The presence in the Children and Young Persons Act of a ‘named person’ with a responsibility to ensure children meet the ‘GIRFEC/SHANARRI’ criteria means that Scots need to wake up to the existence of a new and powerful lobby in Holyrood to which the political class are enthralled - the parenting lobby.
The parenting lobby is not a lobby of actual parents - far from it. It is a lobby of statists who imagine that parenting is a ‘service’ that can and should be prescribed and imposed by the state, in which actual parents are merely conditional service providers to their children.
The notion of objective and definable ‘parenting’ is fraudulent for a number of reasons. First, all children are unique. Second, all mothers and fathers are unique. Third, all families are unique. Fourth, parents are kin, not service providers. And last of all, parents want and expect different things for and of their children.
It is for that reason that the state’s licit relationship to children and families is in the detection and prevention of abuse and neglect, areas unrelated to parenting. Even if it was possible or desirable to define or prescribe ‘parenting’, the state would be the last agency fit to do so.
The ‘parenting industry’ must be fought and defeated for the good of the Scottish nation and its children, and the primary group that should be doing that is actual parents themselves.
Given that most of us have parents, are parents or may one day wish to be parents, that should be achievable.
Michael Calwell, Oxford Street, Edinburgh
Investment’s fine but not at the cost of jobs
Alex Orr (Letters, June 10) is rather partial in his interpretation of the report on last year’s inward investment into Scotland. A major point was that jobs created fell by nearly 20%, which he omitted to mention.
Jobs are the most important aspect.
Also, counting the number of projects rather than their value tells us little. More important is his assumption that inward investment is good.
When a foreign company buys a British company and exports the profits or shuts the business with a loss of jobs, then this is counted as inward investment.
Several billions of inward investment involved Kraft buying Cadbury’s, shutting a factory and exporting jobs and profits, but the value of the sale is the inward investment. So let’s measure jobs imported and exported. The likelihood, as some companies have indicated, is that independence will see their export rather than the reverse.
Paul Beswick, Gillespie Street, Edinburgh
Development plan is no threat to Cammo
so ‘the great and good’ of Cammo do not like the Local Development Plan, as proposed by the council. Allow me to just look at two aspects of this.

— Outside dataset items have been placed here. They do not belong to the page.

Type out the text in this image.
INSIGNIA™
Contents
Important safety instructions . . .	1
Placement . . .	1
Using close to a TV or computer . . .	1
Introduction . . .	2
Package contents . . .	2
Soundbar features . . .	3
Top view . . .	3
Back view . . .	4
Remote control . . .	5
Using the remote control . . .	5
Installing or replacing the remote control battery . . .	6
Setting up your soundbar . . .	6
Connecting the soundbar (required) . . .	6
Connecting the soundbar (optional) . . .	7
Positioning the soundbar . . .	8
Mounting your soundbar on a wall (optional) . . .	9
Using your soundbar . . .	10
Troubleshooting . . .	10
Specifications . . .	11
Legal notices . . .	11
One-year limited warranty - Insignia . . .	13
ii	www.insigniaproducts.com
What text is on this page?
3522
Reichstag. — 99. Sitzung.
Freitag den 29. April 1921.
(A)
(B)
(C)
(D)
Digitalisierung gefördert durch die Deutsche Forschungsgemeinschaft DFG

Building of however many houses will not cause gridlock at the Barnton junction in the same way it didn’t when East Craigs was built at the beginning of the 80s. Nor can they mump about green belt land, as their houses were within the same area, but in a different field.
I went to see the plans at the drop-in event held by the developers in Cramond Kirk hall, in November 2013, my only objection being the proposed access points. Preferrably it should be from the East Craigs roundabout. That’s why it’s there.
Good, though, to read the letter from Rick Finc of RFA Planning and Development Consultants, (News, June 10).
A straightforward common sense approach to the LDP and the green belt. It is worth repeated reading and to be quoted from.
As I lived on Drum Brae North for a few decades and so watched the development of the entire area, I would count myself knowledgeable.
Regarding the threat of legal action, mmm - playground bullying methinks.
Graham Davidson, Edinburgh
Unsightly legacy of utility companies
Like everyone else within Edinburgh, I am becoming more and more annoyed at the state the city is in, whether it be the roads, pavements, litter or waste collection.
With this in mind I contacted the council asking why so many items such as traffic cones, barriers or road signs were left behind by the various utility companies for months after they had completed the work.
I contacted Mr James Hunter of city centre management who apologised for this oversight by staff and stated he had had a word with them that they had to incorporate this work into their daily routine. That was on May 9.
Anyone walking around the city will see countless items lying around. some posing a danger to the public. Nothing has changed.
David Black, Kenmure Avenue, Edinburgh
Trams should be open to all concession cards
So the trams are here and they are rather pretty, but can anyone explain why only travel concession cards issued by Edinburgh council can be used?
Everyone in Scotland paid for the trams, not just Edinburgh council taxpayers. Edinburgh Trams say it is nothing to do with them, ask the council. So I am doing that, through the News.